Living in the warmer world of 2100 on incomes that are around eight times higher than the current average is not the end of civilization.

During the debate, tech entrepreneur Andrew Yang had an interestingly different take on the challenges posed by man-made climate change. He noted that the U.S. is responsible for only about 15 percent of global emissions, so “even if we were to curb our emissions dramatically, the earth is still going to get warmer.” He added, “This is going to be a tough truth, but we are too late. We are 10 years too late. We need to do everything we can to start moving the climate in the right direction, but we also need to start moving our people to higher ground.”

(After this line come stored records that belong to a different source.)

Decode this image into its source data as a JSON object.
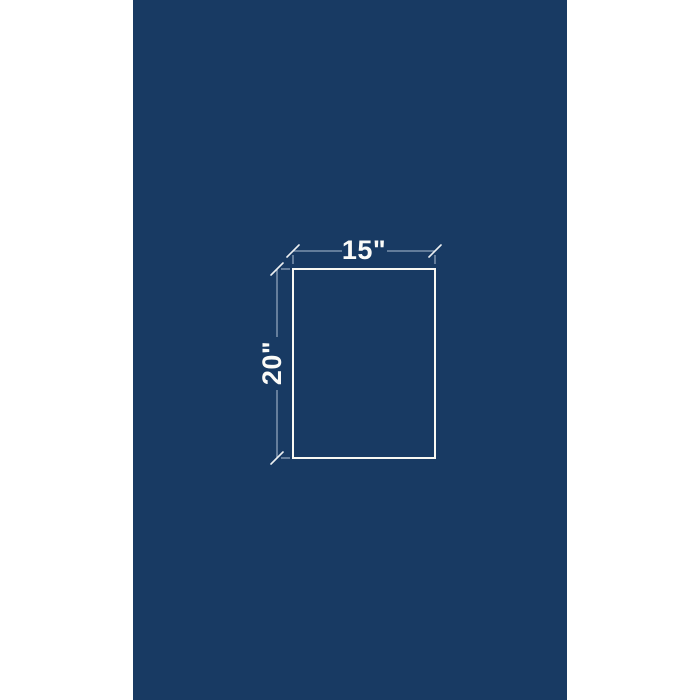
{
  "page": {
    "background": "#FFFFFF"
  },
  "panel": {
    "background": "#183A63"
  },
  "diagram": {
    "shape": "rectangle-outline",
    "width_label": "15\"",
    "height_label": "20\"",
    "width_value": 15,
    "height_value": 20,
    "unit": "inches"
  },
  "colors": {
    "page_background": "#FFFFFF",
    "panel_background": "#183A63",
    "outline": "#F8F8F3",
    "dimension_line": "#8FA3BB",
    "tick": "#EDF0F2",
    "label_text": "#FBFBF8"
  }
}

One interpretation is that “higher ground” in Yang’s lexicon is a metaphor for making it possible for folks to adapt to whatever climate change is coming. (Of course, it more concretely suggests more wealth will make it possible for folks to withdraw from rising seas and flooding rivers.) Yang continued that the best way to get people to higher ground is “to put economic resources into your hands so you can protect yourself and your families.” While Yang is most likely referencing his universal basic income plan, his insight is correct that adopting policies that speed up innovation and wealth creation will enable people to adapt to and even thrive in a warmer world.

Climate change is a problem, but, contrary to the dark apprehensions of many Democratic Party presidential hopefuls, the end of the world is not scheduled for 2030.